A user-defined function (UDF) is a way to create SQL functions and thus add to the set of built-in functions supplied with DB2. In particular, you can create UDFs that perform operations unique to image, audio, and video objects. For example, you can create UDFs to get the compression format of a video or return the sampling rate of an audio. This provides a way of defining the behavior of objects of a particular type. Video objects, for example, behave in terms of the functions created for the video type, and image objects behave in terms of the functions created for the image type.

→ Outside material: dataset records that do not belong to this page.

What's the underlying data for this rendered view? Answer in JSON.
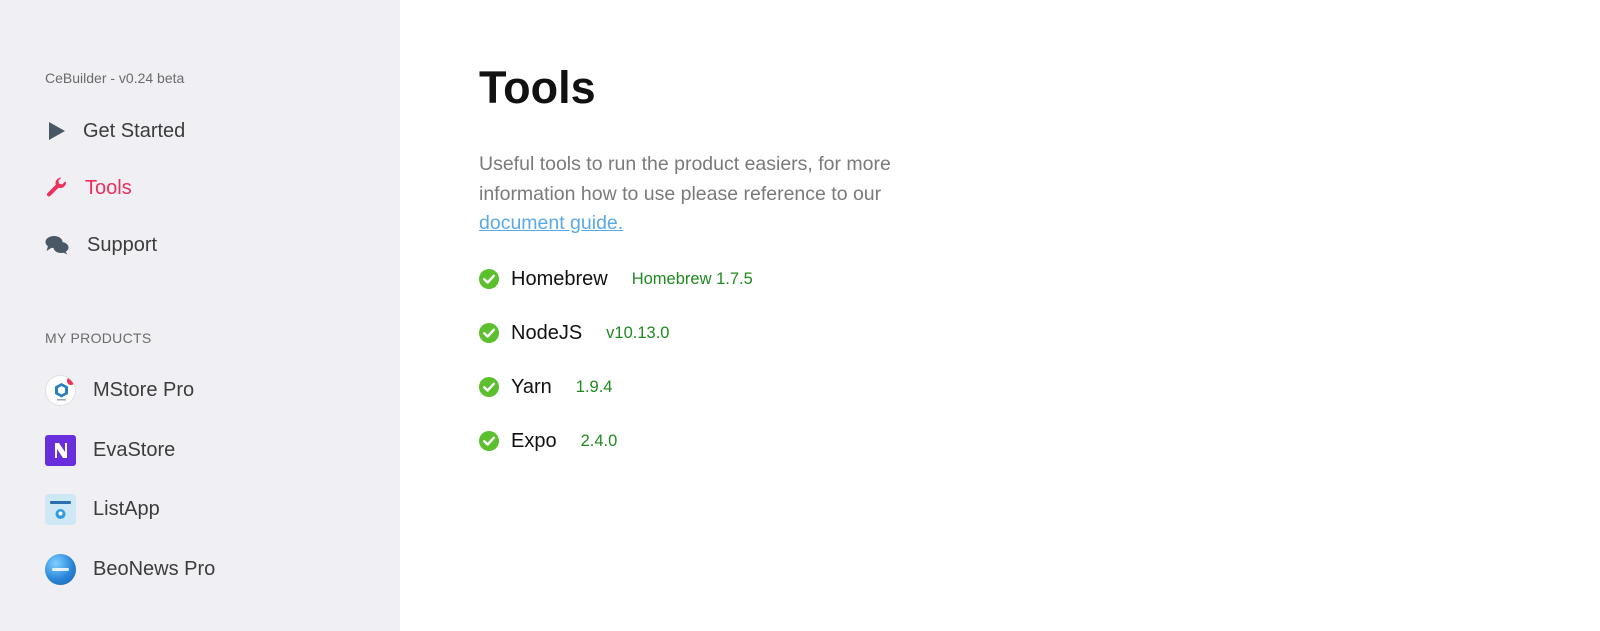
{
  "sidebar": {
    "version": "CeBuilder - v0.24 beta",
    "nav": [
      {
        "label": "Get Started",
        "icon": "play-icon"
      },
      {
        "label": "Tools",
        "icon": "wrench-icon",
        "active": true
      },
      {
        "label": "Support",
        "icon": "chat-bubbles-icon"
      }
    ],
    "products_title": "MY PRODUCTS",
    "products": [
      {
        "label": "MStore Pro",
        "icon": "mstore-logo-icon"
      },
      {
        "label": "EvaStore",
        "icon": "evastore-logo-icon"
      },
      {
        "label": "ListApp",
        "icon": "listapp-logo-icon"
      },
      {
        "label": "BeoNews Pro",
        "icon": "beonews-logo-icon"
      }
    ]
  },
  "main": {
    "title": "Tools",
    "description": "Useful tools to run the product easiers, for more information how to use please reference to our",
    "link_text": "document guide.",
    "tools": [
      {
        "name": "Homebrew",
        "version": "Homebrew 1.7.5",
        "status": "installed"
      },
      {
        "name": "NodeJS",
        "version": "v10.13.0",
        "status": "installed"
      },
      {
        "name": "Yarn",
        "version": "1.9.4",
        "status": "installed"
      },
      {
        "name": "Expo",
        "version": "2.4.0",
        "status": "installed"
      }
    ]
  },
  "colors": {
    "sidebar_bg": "#f0eff3",
    "active": "#ee2f5c",
    "link": "#5aa9e6",
    "version_green": "#1f8a1f",
    "check_green": "#5bbf2e"
  }
}
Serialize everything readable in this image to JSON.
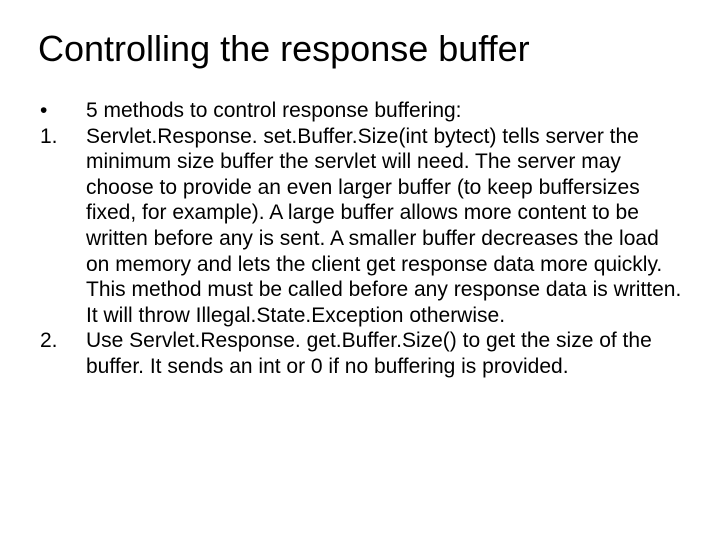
{
  "title": "Controlling the response buffer",
  "items": [
    {
      "marker": "•",
      "text": "5 methods to control response buffering:"
    },
    {
      "marker": "1.",
      "text": "Servlet.Response. set.Buffer.Size(int bytect) tells server the minimum size buffer the servlet will need.  The server may choose to provide an even larger buffer (to keep buffersizes fixed, for example).  A large buffer allows more content to be written before any is sent.  A smaller buffer decreases the load on memory and lets the client get response data more quickly. This method must be called before any response data is written.  It will throw Illegal.State.Exception otherwise."
    },
    {
      "marker": "2.",
      "text": "Use Servlet.Response. get.Buffer.Size() to get the size of the buffer.  It sends an int or 0 if no buffering is provided."
    }
  ]
}
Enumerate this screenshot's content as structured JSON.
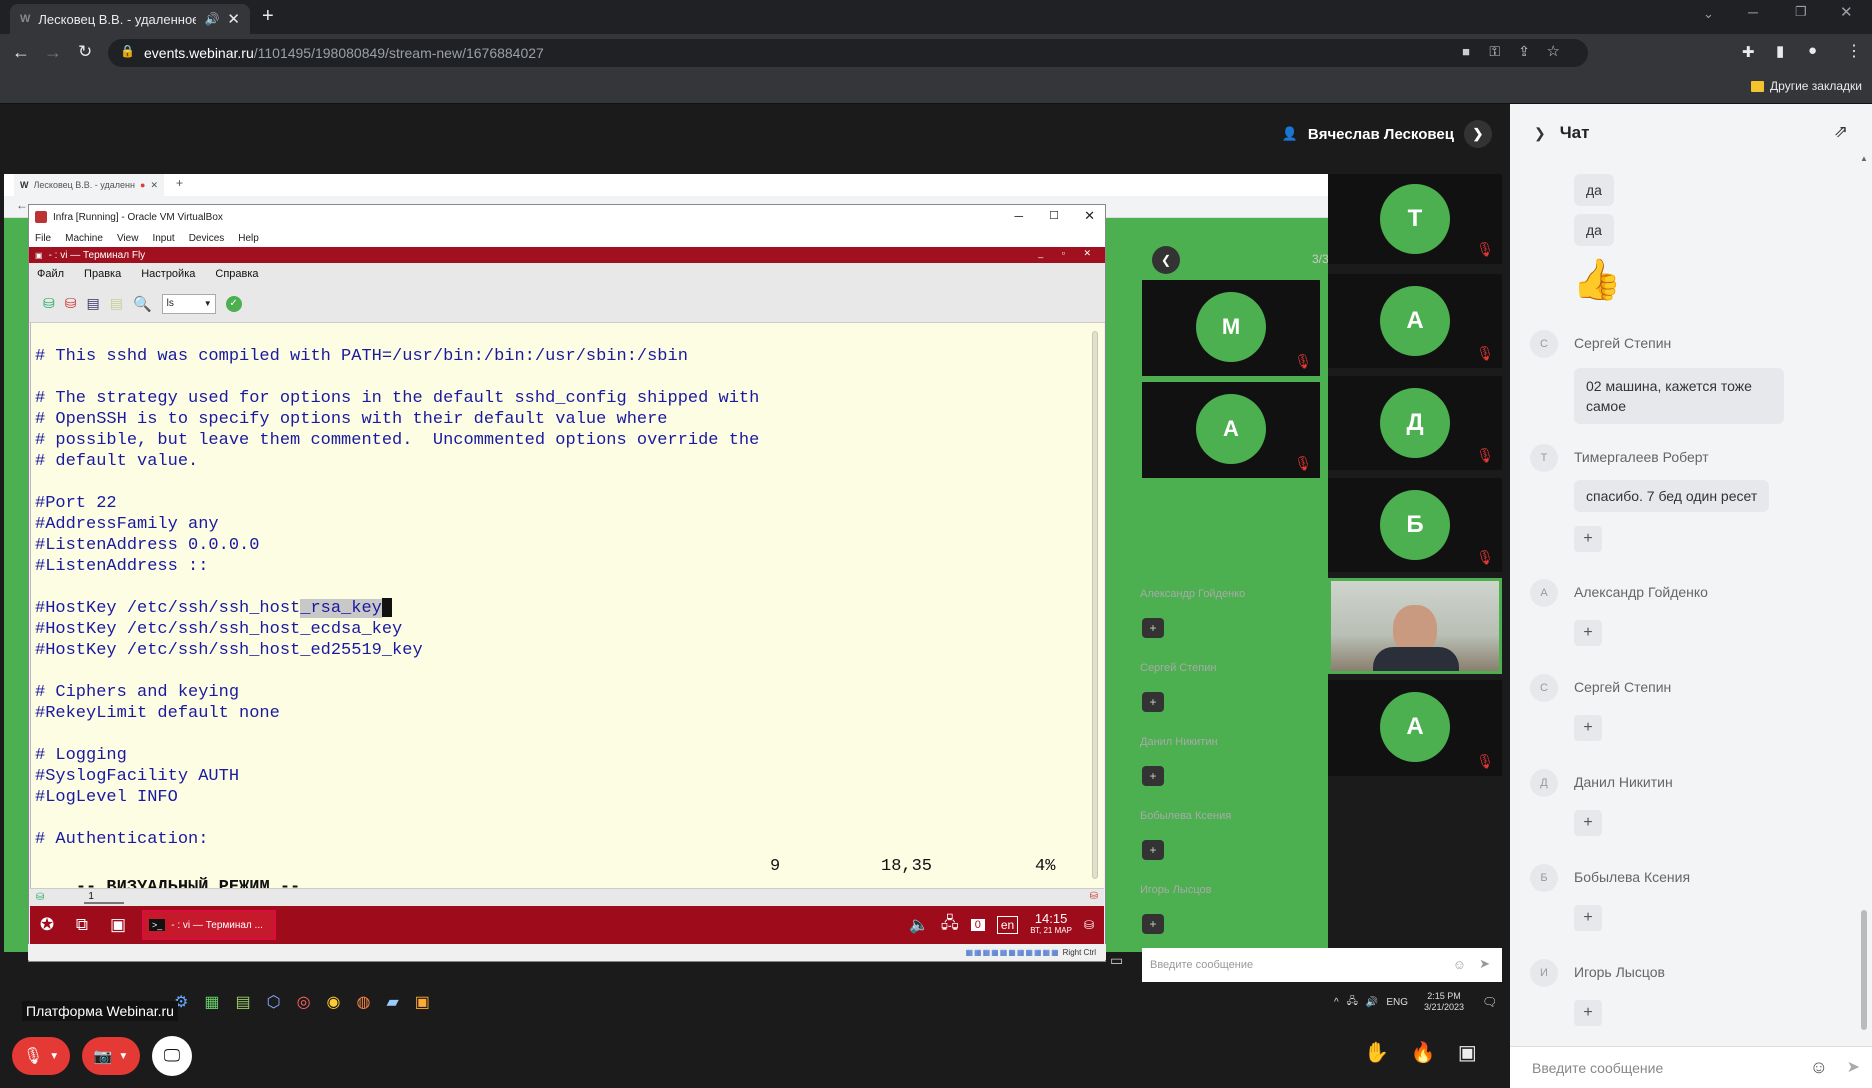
{
  "browser": {
    "tab_title": "Лесковец В.В. - удаленное",
    "url_host": "events.webinar.ru",
    "url_path": "/1101495/198080849/stream-new/1676884027",
    "bookmarks_label": "Другие закладки"
  },
  "webinar": {
    "presenter_name": "Вячеслав Лесковец",
    "page_counter": "3/3",
    "platform_label": "Платформа Webinar.ru",
    "participants": [
      {
        "initial": "T"
      },
      {
        "initial": "M"
      },
      {
        "initial": "A"
      },
      {
        "initial": "A"
      },
      {
        "initial": "Д"
      },
      {
        "initial": "Б"
      },
      {
        "initial": "A"
      }
    ],
    "side_names": [
      "Александр Гойденко",
      "Сергей Степин",
      "Данил Никитин",
      "Бобылева Ксения",
      "Игорь Лысцов"
    ],
    "inner_chat_placeholder": "Введите сообщение"
  },
  "shared_screen": {
    "inner_tab_title": "Лесковец В.В. - удаленное",
    "vbox_title": "Infra [Running] - Oracle VM VirtualBox",
    "vbox_menu": [
      "File",
      "Machine",
      "View",
      "Input",
      "Devices",
      "Help"
    ],
    "terminal_title": "- : vi — Терминал Fly",
    "terminal_menu": [
      "Файл",
      "Правка",
      "Настройка",
      "Справка"
    ],
    "combo_value": "ls",
    "code_lines": [
      "# This sshd was compiled with PATH=/usr/bin:/bin:/usr/sbin:/sbin",
      "",
      "# The strategy used for options in the default sshd_config shipped with",
      "# OpenSSH is to specify options with their default value where",
      "# possible, but leave them commented.  Uncommented options override the",
      "# default value.",
      "",
      "#Port 22",
      "#AddressFamily any",
      "#ListenAddress 0.0.0.0",
      "#ListenAddress ::",
      "",
      "#HostKey /etc/ssh/ssh_host",
      "#HostKey /etc/ssh/ssh_host_ecdsa_key",
      "#HostKey /etc/ssh/ssh_host_ed25519_key",
      "",
      "# Ciphers and keying",
      "#RekeyLimit default none",
      "",
      "# Logging",
      "#SyslogFacility AUTH",
      "#LogLevel INFO",
      "",
      "# Authentication:"
    ],
    "selected_text": "_rsa_key",
    "status_mode": "-- ВИЗУАЛЬНЫЙ РЕЖИМ --",
    "status_count": "9",
    "status_pos": "18,35",
    "status_pct": "4%",
    "term_tab": "1",
    "taskbar_item": "- : vi — Терминал ...",
    "guest_lang": "en",
    "guest_time": "14:15",
    "guest_date": "ВТ, 21 МАР",
    "badge": "0",
    "right_ctrl": "Right Ctrl",
    "host_lang": "ENG",
    "host_time": "2:15 PM",
    "host_date": "3/21/2023"
  },
  "chat": {
    "title": "Чат",
    "messages": [
      {
        "type": "bubble",
        "text": "да"
      },
      {
        "type": "bubble",
        "text": "да"
      },
      {
        "type": "emoji",
        "text": "👍"
      },
      {
        "type": "author",
        "initial": "С",
        "name": "Сергей Степин"
      },
      {
        "type": "bubble",
        "text": "02 машина, кажется тоже самое"
      },
      {
        "type": "author",
        "initial": "Т",
        "name": "Тимергалеев Роберт"
      },
      {
        "type": "bubble",
        "text": "спасибо. 7 бед один ресет"
      },
      {
        "type": "plus",
        "text": "+"
      },
      {
        "type": "author",
        "initial": "А",
        "name": "Александр Гойденко"
      },
      {
        "type": "plus",
        "text": "+"
      },
      {
        "type": "author",
        "initial": "С",
        "name": "Сергей Степин"
      },
      {
        "type": "plus",
        "text": "+"
      },
      {
        "type": "author",
        "initial": "Д",
        "name": "Данил Никитин"
      },
      {
        "type": "plus",
        "text": "+"
      },
      {
        "type": "author",
        "initial": "Б",
        "name": "Бобылева Ксения"
      },
      {
        "type": "plus",
        "text": "+"
      },
      {
        "type": "author",
        "initial": "И",
        "name": "Игорь Лысцов"
      },
      {
        "type": "plus",
        "text": "+"
      }
    ],
    "input_placeholder": "Введите сообщение"
  },
  "colors": {
    "accent_green": "#4caf50",
    "terminal_bg": "#fdfde4",
    "terminal_text": "#1a1aa0",
    "fly_red": "#a0101e"
  }
}
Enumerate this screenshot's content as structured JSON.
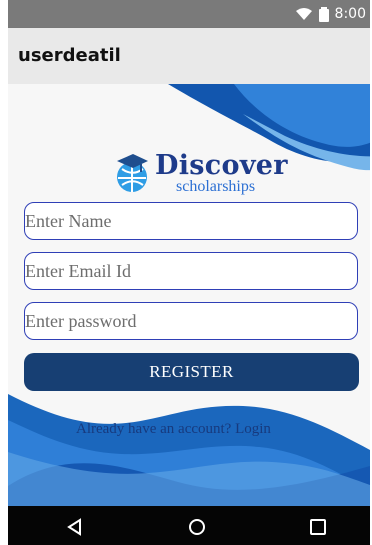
{
  "status_bar": {
    "time": "8:00"
  },
  "action_bar": {
    "title": "userdeatil"
  },
  "logo": {
    "title": "Discover",
    "subtitle": "scholarships"
  },
  "form": {
    "name_placeholder": "Enter Name",
    "email_placeholder": "Enter Email Id",
    "password_placeholder": "Enter password",
    "register_label": "REGISTER",
    "login_text": "Already have an account? Login"
  },
  "colors": {
    "accent": "#173f73",
    "field_border": "#2f3fb6",
    "wave_dark": "#175fb7",
    "wave_light": "#63a7e6",
    "nav_background": "#050505"
  },
  "icons": {
    "status": [
      "wifi-icon",
      "battery-icon"
    ],
    "navigation": [
      "back-icon",
      "home-icon",
      "recents-icon"
    ],
    "logo": "graduation-globe-icon"
  }
}
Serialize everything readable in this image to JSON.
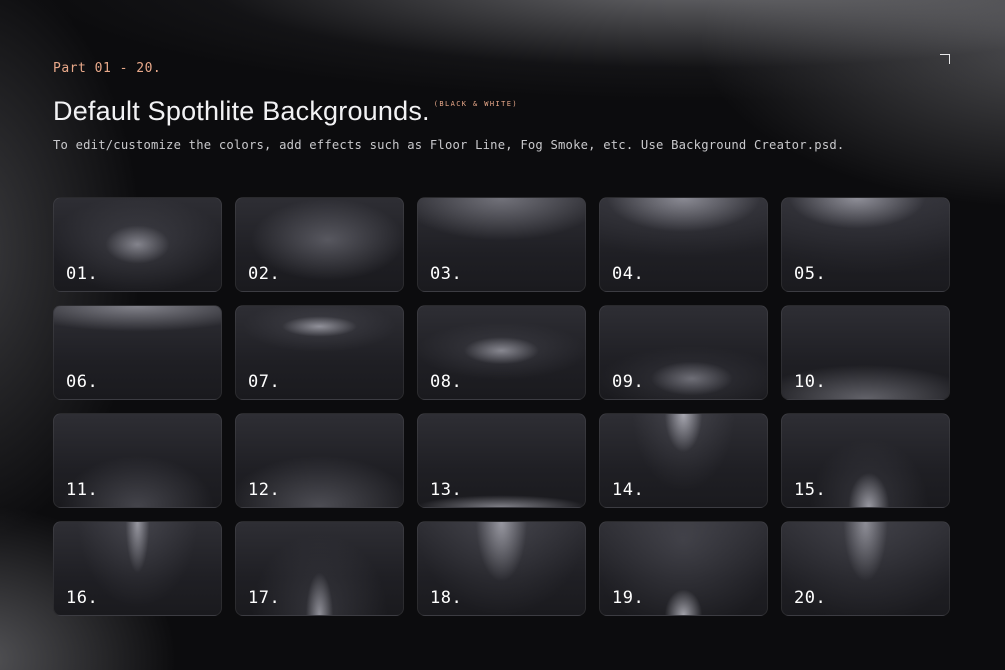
{
  "header": {
    "part": "Part 01 - 20.",
    "title": "Default Spothlite Backgrounds.",
    "tag": "(BLACK & WHITE)",
    "subtitle": "To edit/customize the colors, add effects such as Floor Line, Fog Smoke, etc. Use Background Creator.psd."
  },
  "tiles": [
    {
      "label": "01."
    },
    {
      "label": "02."
    },
    {
      "label": "03."
    },
    {
      "label": "04."
    },
    {
      "label": "05."
    },
    {
      "label": "06."
    },
    {
      "label": "07."
    },
    {
      "label": "08."
    },
    {
      "label": "09."
    },
    {
      "label": "10."
    },
    {
      "label": "11."
    },
    {
      "label": "12."
    },
    {
      "label": "13."
    },
    {
      "label": "14."
    },
    {
      "label": "15."
    },
    {
      "label": "16."
    },
    {
      "label": "17."
    },
    {
      "label": "18."
    },
    {
      "label": "19."
    },
    {
      "label": "20."
    }
  ],
  "colors": {
    "accent": "#e9a98a",
    "background": "#0c0c0e",
    "tile": "#26262b"
  },
  "icons": {
    "corner": "corner-bracket-icon"
  }
}
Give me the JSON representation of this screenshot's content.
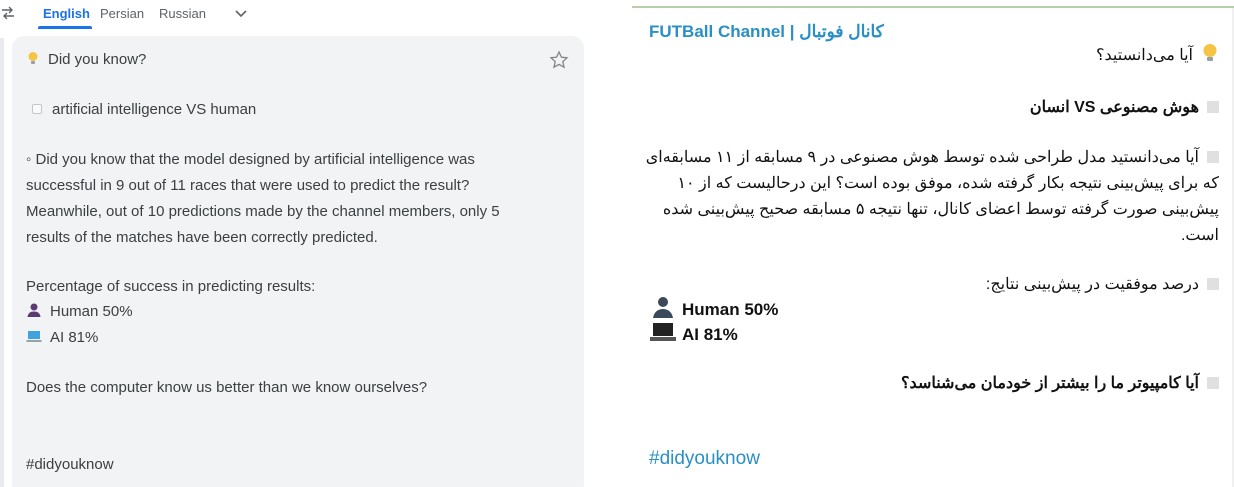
{
  "translator": {
    "languages": [
      {
        "label": "English",
        "active": true
      },
      {
        "label": "Persian",
        "active": false
      },
      {
        "label": "Russian",
        "active": false
      }
    ],
    "card": {
      "heading": "Did you know?",
      "topic": "artificial intelligence VS human",
      "body": "◦ Did you know that the model designed by artificial intelligence was successful in 9 out of 11 races that were used to predict the result? Meanwhile, out of 10 predictions made by the channel members, only 5 results of the matches have been correctly predicted.",
      "stats_title": "Percentage of success in predicting results:",
      "human": "Human 50%",
      "ai": "AI 81%",
      "question": "Does the computer know us better than we know ourselves?",
      "hashtag": "#didyouknow"
    }
  },
  "post": {
    "channel": "FUTBall Channel | کانال فوتبال",
    "heading": "آیا می‌دانستید؟",
    "topic": "هوش مصنوعی VS انسان",
    "body": "آیا می‌دانستید مدل طراحی شده توسط هوش مصنوعی در ۹ مسابقه از ۱۱ مسابقه‌ای که برای پیش‌بینی نتیجه بکار گرفته شده، موفق بوده است؟ این درحالیست که از ۱۰ پیش‌بینی صورت گرفته توسط اعضای کانال، تنها نتیجه ۵ مسابقه صحیح پیش‌بینی شده است.",
    "stats_title": "درصد موفقیت در پیش‌بینی نتایج:",
    "human": "Human 50%",
    "ai": "AI 81%",
    "question": "آیا کامپیوتر ما را بیشتر از خودمان می‌شناسد؟",
    "hashtag": "#didyouknow"
  },
  "colors": {
    "accent": "#1a73e8",
    "link": "#2a8fc6",
    "card_bg": "#f1f3f4"
  }
}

You create UDFs with an SQL CREATE FUNCTION statement. The statement specifies, among other things, the data type to which the UDF can be applied. For example, the following statement creates a UDF named map_scale that calculates the scale of a map. Notice that the UDF identifies map as the data type to which it can be applied. The code that implements the function is written in C and is identified in the EXTERNAL NAME clause:
CREATE FUNCTION map_scale (map) RETURNS SMALLINT EXTERNAL NAME 'scale!map' LANGUAGE C PARAMETER STYLE DB2SQL NO SQL DETERMINISTIC NO EXTERNAL ACTION
UDFs can be used in an SQL statement in the same way as built-in functions. In the following example, the map_scale UDF is used in an SQL SELECT statement to return the scale of a map stored in a table column named grid:
SELECT map_scale (grid) FROM places WHERE location='SAN JOSE, CALIFORNIA'
Each DB2 extender creates a set of UDFs for its type, that is, image-specific, audio-specific, and video-specific UDFs. You use these UDFs in SQL statements to request extender functions such as storing an image in a table, getting the frame rate of a video, or adding comments about an audio.